Freitag, 23. Juli 2010

EZB: Von allen guten Geistern verlassen

Angelehnt auf den Titel des Buches „Lord of Finance“ von Liaquat Ahamed macht Paul Krugman auf die „Lord of Finance: Die nächste Generation“ aufmerksam: Die Männer, die geholfen haben, die Finanzkrise von 2008 in ein verlorenes Jahrzehnt der hohen Arbeitslosigkeit und der Deflation zu drehen. Und Jean-Claude Trichet wird sich eindeutig unter den wichtigsten Protagonisten befinden. Seine Kolumne in FT von heute ist beinahe eine Karikatur des Austerity-Genres, bemerkt Krugman in seinem Blog.
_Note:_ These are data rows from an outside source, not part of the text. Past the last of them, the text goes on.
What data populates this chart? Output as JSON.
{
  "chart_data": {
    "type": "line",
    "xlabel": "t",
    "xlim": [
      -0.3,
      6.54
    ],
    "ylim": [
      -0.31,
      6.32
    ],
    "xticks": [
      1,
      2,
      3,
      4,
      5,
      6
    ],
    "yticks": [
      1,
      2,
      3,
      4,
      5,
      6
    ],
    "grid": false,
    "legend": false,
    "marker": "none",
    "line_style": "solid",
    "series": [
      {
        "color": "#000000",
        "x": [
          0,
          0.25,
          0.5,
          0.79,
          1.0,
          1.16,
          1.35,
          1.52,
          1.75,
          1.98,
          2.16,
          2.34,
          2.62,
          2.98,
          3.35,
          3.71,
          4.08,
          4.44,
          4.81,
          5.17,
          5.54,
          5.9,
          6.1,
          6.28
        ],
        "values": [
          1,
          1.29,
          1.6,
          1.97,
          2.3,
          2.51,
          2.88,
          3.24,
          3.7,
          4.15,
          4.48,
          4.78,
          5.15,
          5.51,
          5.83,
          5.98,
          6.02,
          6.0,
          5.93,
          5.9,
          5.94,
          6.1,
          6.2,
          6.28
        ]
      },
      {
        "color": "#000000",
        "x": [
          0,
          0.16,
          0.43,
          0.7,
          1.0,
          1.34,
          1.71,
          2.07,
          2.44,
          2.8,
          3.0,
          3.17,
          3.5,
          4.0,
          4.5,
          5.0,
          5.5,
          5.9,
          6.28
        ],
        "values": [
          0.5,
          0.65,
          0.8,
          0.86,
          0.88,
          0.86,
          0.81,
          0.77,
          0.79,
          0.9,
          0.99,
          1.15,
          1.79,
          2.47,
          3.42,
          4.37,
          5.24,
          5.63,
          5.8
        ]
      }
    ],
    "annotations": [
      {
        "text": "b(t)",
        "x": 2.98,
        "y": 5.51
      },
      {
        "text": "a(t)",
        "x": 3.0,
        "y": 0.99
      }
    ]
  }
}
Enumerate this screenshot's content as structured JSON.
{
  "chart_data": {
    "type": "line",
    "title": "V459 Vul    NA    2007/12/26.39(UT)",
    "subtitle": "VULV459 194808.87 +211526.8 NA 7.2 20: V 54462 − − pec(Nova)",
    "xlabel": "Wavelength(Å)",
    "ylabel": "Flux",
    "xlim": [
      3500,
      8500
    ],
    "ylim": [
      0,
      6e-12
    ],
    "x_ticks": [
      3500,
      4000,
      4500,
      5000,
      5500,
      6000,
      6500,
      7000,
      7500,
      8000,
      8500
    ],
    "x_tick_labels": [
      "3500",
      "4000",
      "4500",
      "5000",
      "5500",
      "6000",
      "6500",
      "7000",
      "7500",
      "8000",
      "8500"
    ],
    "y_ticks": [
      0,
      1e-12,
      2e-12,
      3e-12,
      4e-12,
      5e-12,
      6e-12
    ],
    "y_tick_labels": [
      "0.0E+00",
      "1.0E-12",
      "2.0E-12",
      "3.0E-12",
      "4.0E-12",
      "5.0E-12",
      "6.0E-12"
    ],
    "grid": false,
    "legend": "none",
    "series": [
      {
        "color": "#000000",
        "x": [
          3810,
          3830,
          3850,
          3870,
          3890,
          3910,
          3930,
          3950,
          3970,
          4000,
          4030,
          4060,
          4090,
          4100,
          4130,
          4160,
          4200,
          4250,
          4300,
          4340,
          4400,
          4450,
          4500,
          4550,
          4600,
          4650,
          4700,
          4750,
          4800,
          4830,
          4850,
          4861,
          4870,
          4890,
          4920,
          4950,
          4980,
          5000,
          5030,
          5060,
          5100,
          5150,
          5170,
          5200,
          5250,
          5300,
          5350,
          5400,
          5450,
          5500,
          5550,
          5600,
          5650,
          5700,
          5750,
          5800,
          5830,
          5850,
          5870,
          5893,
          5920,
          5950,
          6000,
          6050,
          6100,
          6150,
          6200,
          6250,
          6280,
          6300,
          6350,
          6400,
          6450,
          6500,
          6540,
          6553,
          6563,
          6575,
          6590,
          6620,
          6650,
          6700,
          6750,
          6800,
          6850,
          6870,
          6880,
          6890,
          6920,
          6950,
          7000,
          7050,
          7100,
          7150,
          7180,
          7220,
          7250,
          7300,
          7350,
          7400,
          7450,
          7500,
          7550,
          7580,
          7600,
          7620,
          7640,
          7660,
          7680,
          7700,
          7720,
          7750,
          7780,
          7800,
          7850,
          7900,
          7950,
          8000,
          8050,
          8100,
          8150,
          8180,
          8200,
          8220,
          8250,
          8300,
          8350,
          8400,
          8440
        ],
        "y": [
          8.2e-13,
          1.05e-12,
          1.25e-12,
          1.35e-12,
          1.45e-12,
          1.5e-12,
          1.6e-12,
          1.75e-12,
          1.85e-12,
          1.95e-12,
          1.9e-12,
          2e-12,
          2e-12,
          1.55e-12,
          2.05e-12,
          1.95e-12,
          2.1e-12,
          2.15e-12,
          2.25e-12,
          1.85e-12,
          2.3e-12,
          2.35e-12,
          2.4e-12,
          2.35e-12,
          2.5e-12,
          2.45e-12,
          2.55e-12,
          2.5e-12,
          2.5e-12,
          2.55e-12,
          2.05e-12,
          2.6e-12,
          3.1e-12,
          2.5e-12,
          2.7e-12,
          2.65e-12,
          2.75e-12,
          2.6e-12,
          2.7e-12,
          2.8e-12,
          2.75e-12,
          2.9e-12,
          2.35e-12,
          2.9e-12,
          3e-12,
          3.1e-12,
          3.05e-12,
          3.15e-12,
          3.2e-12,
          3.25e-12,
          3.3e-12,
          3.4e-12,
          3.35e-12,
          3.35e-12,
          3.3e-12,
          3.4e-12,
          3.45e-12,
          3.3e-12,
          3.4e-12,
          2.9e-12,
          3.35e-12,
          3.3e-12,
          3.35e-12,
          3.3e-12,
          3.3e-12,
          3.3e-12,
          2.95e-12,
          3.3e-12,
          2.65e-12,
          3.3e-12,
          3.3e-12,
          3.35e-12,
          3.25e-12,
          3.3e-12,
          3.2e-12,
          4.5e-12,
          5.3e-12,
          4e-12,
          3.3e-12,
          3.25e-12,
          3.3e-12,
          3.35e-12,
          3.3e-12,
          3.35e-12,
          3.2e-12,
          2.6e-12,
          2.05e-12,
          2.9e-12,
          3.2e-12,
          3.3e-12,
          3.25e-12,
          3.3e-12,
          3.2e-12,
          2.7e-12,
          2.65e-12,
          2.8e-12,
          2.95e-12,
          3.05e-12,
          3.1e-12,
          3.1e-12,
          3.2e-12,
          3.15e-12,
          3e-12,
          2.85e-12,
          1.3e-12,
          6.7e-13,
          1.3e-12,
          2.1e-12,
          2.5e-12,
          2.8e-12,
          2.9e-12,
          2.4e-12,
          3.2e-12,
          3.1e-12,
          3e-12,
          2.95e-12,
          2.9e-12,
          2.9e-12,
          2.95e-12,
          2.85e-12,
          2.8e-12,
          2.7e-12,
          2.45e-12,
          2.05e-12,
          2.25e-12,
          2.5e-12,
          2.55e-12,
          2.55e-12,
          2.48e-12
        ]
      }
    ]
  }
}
Trichet’s Erklärung, warum wir die unsichtbaren „Bond Vigilantes“ befürchten müssen, wäre eigentlich ganz lustig, wenn die Folgen davon nicht so schwerwiegend wären, argumentiert der Nobelpreisträger zu Recht. Welche Beweise liefert Trichet? Keine, weil die Realität ist, dass die Anleihemärkte überhaupt nicht besorgt sind. Welches Modell meint Trichet? Keines, abgesehen von einem vagen Hinweis auf ein „nicht-lineares Phänomen“ (non-linear phenomena), was keines ist.


Europa’s Produktionslücke, Graph: Prof. Paul Krugman

Krugman kann es nicht fassen, ob er zu viel hinein interpretiert, was Trichet schreibt. Der EZB-Chef behauptet nämlich, dass fiskalpolitische Sparmassnahmen tatsächlich expansiv seien.

Wenn man Jean-Claude Trichet und anderen zuhört, könnte man den Eindruck bekommen, dass Europa sich auf dem Weg aus der Krise befindet, hält der an der University of Princeton lehrende Wirtschaftsprofessor fest. Krugman wirft daher einen Blick auf die tatsächlichen Zahlen (Eurostat) und stellt die folgende Abbildung zusammen. Der Anfangspunkt (Basis=100) ist das IV. Quartal 2007, als es Europa einigermassen gut ging, aber sicherlich keine inflationäre Überhitzung erlebte. Krugman geht dabei von einem jährlichen Potenzialwachstum (potenzieller Output) von 2,0% aus: Eine ziemlich konservative Annahme, auch für Europa. Das Ergebnis ist eine riesige Lücke zwischen einer vernünftigen Schätzung des Produktionspotenzials und der tatsächlichen Produktion (Output). Selbst wenn man glaubt, dass das Wachstum, welches Europa im ersten Quartal aufwies, sich fortsetzt, würde es Jahre dauern, bis die Lücke geschlossen ist, so Krugman. Der einzige Weg, Nichts-Tun zu rechtfertigen, wäre, anzunehmen, dass das Produktionspotenzial sich durch die Krise reduziert hat. Dann müsste man aber Tag und Nacht arbeiten, um den Abschwung umzukehren, schlussfolgert Krugman: Die Idee, dass die Politik genug getan habe, ist einfach wahnsinnig.